U.S. secretly created ‘Cuban Twitter’ to stir unrest


WASHINGTON — In July 2010, Joe McSpedon, a U.S. government official, flew to Barcelona to put the final touches on a secret plan to build a social media project aimed at undermining Cuba’s communist government.
McSpedon and his team of high-tech contractors had come in from Costa Rica and Nicaragua, Washington and Denver. Their mission: to launch a messaging network that could reach hundreds of thousands of Cubans. To hide the network from the Cuban government, they would set up a byzantine system of front companies using a Cayman Islands bank account, and recruit unsuspecting executives who would not be told of the company’s ties to the U.S. government.
The plan was to disseminate propaganda that would generate “mass gatherings called at a moment’s notice that might trigger a Cuban Spring, or, as one USAID document put it, ‘renegotiate the balance of power between the state and society.’”

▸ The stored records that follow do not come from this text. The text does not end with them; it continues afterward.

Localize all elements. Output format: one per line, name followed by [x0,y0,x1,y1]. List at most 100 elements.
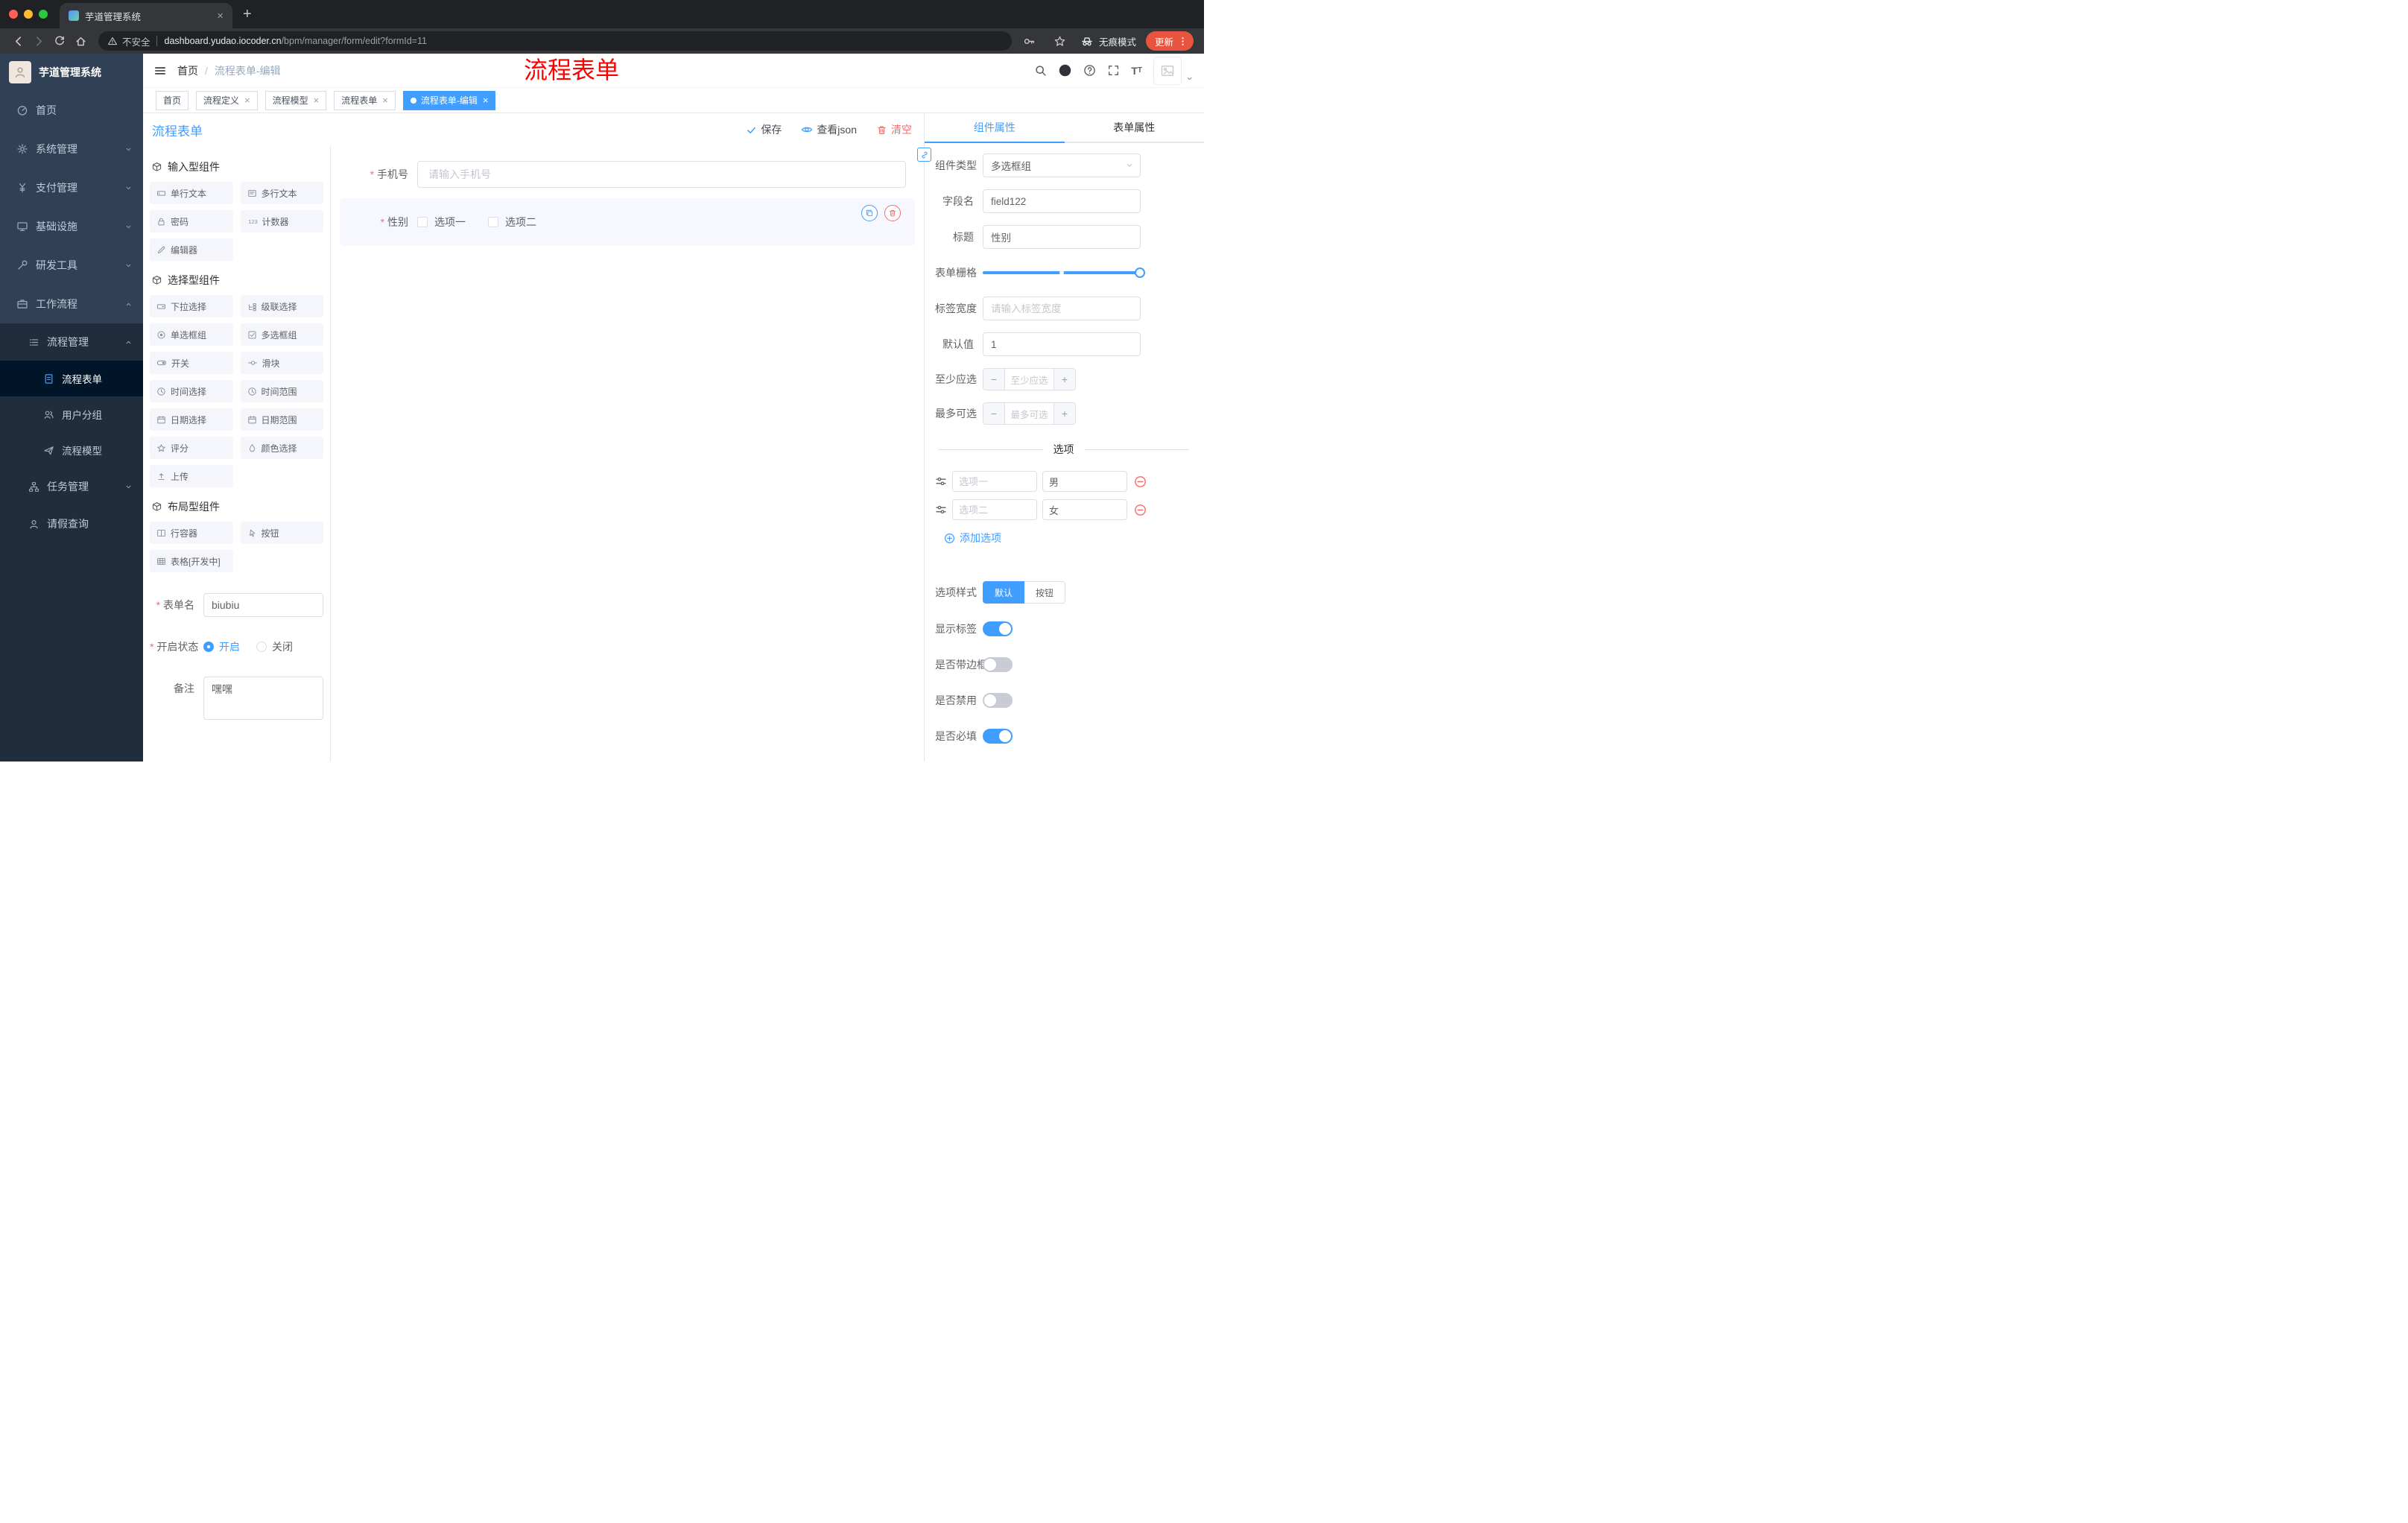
component-chip-rate[interactable]: 评分 [150,437,233,459]
sidebar-item-task-management[interactable]: 任务管理 [0,468,143,505]
forward-button[interactable] [28,31,49,51]
sidebar-item-process-management[interactable]: 流程管理 [0,323,143,361]
sidebar-item-dev-tools[interactable]: 研发工具 [0,246,143,285]
drag-handle-icon[interactable] [935,504,947,516]
sidebar-item-process-form[interactable]: 流程表单 [0,361,143,396]
form-name-input[interactable] [203,593,323,617]
min-select-placeholder[interactable]: 至少应选 [1005,369,1054,390]
option-style-button-button[interactable]: 按钮 [1024,581,1066,604]
option-value-input[interactable] [1042,471,1127,492]
font-size-icon[interactable]: TT [1131,66,1142,76]
tab-component-props[interactable]: 组件属性 [925,113,1065,143]
help-icon[interactable] [1083,64,1096,77]
avatar[interactable] [1153,56,1182,85]
required-toggle[interactable] [983,729,1013,744]
tag-home[interactable]: 首页 [156,90,189,110]
checkbox-icon[interactable] [417,217,428,227]
grid-slider[interactable] [983,261,1145,285]
component-chip-multiline-text[interactable]: 多行文本 [240,182,323,204]
delete-widget-button[interactable] [884,205,901,221]
status-radio-off[interactable]: 关闭 [256,635,293,659]
max-select-stepper[interactable]: − 最多可选 + [983,402,1076,425]
update-button[interactable]: 更新 [1145,31,1194,51]
component-chip-button[interactable]: 按钮 [240,522,323,544]
sidebar-item-payment-management[interactable]: 支付管理 [0,168,143,207]
drag-handle-icon[interactable] [935,475,947,487]
form-canvas[interactable]: 手机号 性别 选项一 选项二 [331,146,924,762]
tab-form-props[interactable]: 表单属性 [1065,113,1205,142]
browser-tab[interactable]: 芋道管理系统 × [60,3,232,28]
component-chip-radio-group[interactable]: 单选框组 [150,323,233,346]
tab-close-icon[interactable]: × [382,95,388,105]
kebab-menu-icon[interactable] [1177,36,1188,47]
window-zoom-button[interactable] [39,10,48,19]
link-icon[interactable] [917,148,931,162]
clear-button[interactable]: 清空 [876,122,912,137]
slider-track[interactable] [983,267,1145,278]
tag-process-form[interactable]: 流程表单 × [334,90,396,110]
sidebar-item-infrastructure[interactable]: 基础设施 [0,207,143,246]
user-menu[interactable] [1153,56,1194,85]
label-width-input[interactable] [983,297,1141,320]
stepper-increase-button[interactable]: + [1054,403,1075,424]
component-chip-time-range[interactable]: 时间范围 [240,380,323,402]
sidebar-item-home[interactable]: 首页 [0,91,143,130]
phone-input[interactable] [417,161,906,188]
form-remark-textarea[interactable]: 嘿嘿 [203,677,323,720]
stepper-decrease-button[interactable]: − [983,403,1005,424]
back-button[interactable] [7,31,28,51]
component-chip-table[interactable]: 表格[开发中] [150,550,233,572]
canvas-field-gender[interactable]: 性别 选项一 选项二 [340,198,915,246]
bookmark-star-icon[interactable] [1050,31,1071,51]
option-label-input[interactable] [952,471,1037,492]
sidebar-item-process-model[interactable]: 流程模型 [0,432,143,468]
github-icon[interactable] [1058,63,1072,77]
home-button[interactable] [70,31,91,51]
component-chip-single-line-text[interactable]: 单行文本 [150,182,233,204]
component-chip-row-container[interactable]: 行容器 [150,522,233,544]
sidebar-item-system-management[interactable]: 系统管理 [0,130,143,168]
option-value-input[interactable] [1042,499,1127,520]
remove-option-button[interactable] [1134,504,1147,516]
slider-handle[interactable] [1135,267,1145,278]
component-chip-checkbox-group[interactable]: 多选框组 [240,323,323,346]
add-option-button[interactable]: 添加选项 [944,531,1192,545]
field-name-input[interactable] [983,189,1141,213]
window-minimize-button[interactable] [24,10,33,19]
status-radio-on[interactable]: 开启 [203,635,240,659]
component-chip-cascader[interactable]: 级联选择 [240,295,323,317]
remove-option-button[interactable] [1134,475,1147,488]
component-chip-date-range[interactable]: 日期范围 [240,408,323,431]
option-style-default-button[interactable]: 默认 [983,581,1025,604]
security-label[interactable]: 不安全 [122,34,150,48]
component-chip-color-picker[interactable]: 颜色选择 [240,437,323,459]
component-chip-rich-text-editor[interactable]: 编辑器 [150,238,233,261]
disabled-toggle[interactable] [983,693,1013,708]
sidebar-item-leave-query[interactable]: 请假查询 [0,505,143,542]
tab-close-icon[interactable]: × [217,10,224,22]
sidebar-item-user-group[interactable]: 用户分组 [0,396,143,432]
tab-close-icon[interactable]: × [244,95,250,105]
incognito-badge[interactable]: 无痕模式 [1080,34,1136,48]
component-chip-select[interactable]: 下拉选择 [150,295,233,317]
password-key-icon[interactable] [1019,31,1040,51]
window-close-button[interactable] [9,10,18,19]
address-bar[interactable]: 不安全 dashboard.yudao.iocoder.cn /bpm/mana… [98,31,1012,51]
show-label-toggle[interactable] [983,621,1013,636]
component-chip-switch[interactable]: 开关 [150,352,233,374]
component-type-select[interactable] [983,153,1141,177]
max-select-placeholder[interactable]: 最多可选 [1005,403,1054,424]
option-label-input[interactable] [952,499,1037,520]
copy-widget-button[interactable] [861,205,878,221]
tag-process-model[interactable]: 流程模型 × [264,90,327,110]
sidebar-item-workflow[interactable]: 工作流程 [0,285,143,323]
component-chip-upload[interactable]: 上传 [150,465,233,487]
with-border-toggle[interactable] [983,657,1013,672]
stepper-increase-button[interactable]: + [1054,369,1075,390]
checkbox-option-1[interactable]: 选项一 [417,215,466,229]
view-json-button[interactable]: 查看json [801,122,857,137]
hamburger-icon[interactable] [153,64,167,77]
tab-close-icon[interactable]: × [314,95,320,105]
component-chip-date-picker[interactable]: 日期选择 [150,408,233,431]
fullscreen-icon[interactable] [1107,64,1120,77]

Heir to the Marshall Plan, USAID is an arm of the American government and an executor of its policies, including the expansion of "the global community of democracies" as "a key objective of U.S. foreign policy." USAID maintains a presence in nearly a hundred countries, the newly "liberated" Iraq and Afghanistan included.

Wherever USAID becomes established, it feeds the parasitic political class in the recipient countries at the expense of the productive private sector. As these governments fatten, real GDP growth is stunted. And where USAID leads, Halliburton and other corporate leeches follow – USAID provides these corrupt camp followers with direct infusions of taxpayers' funds.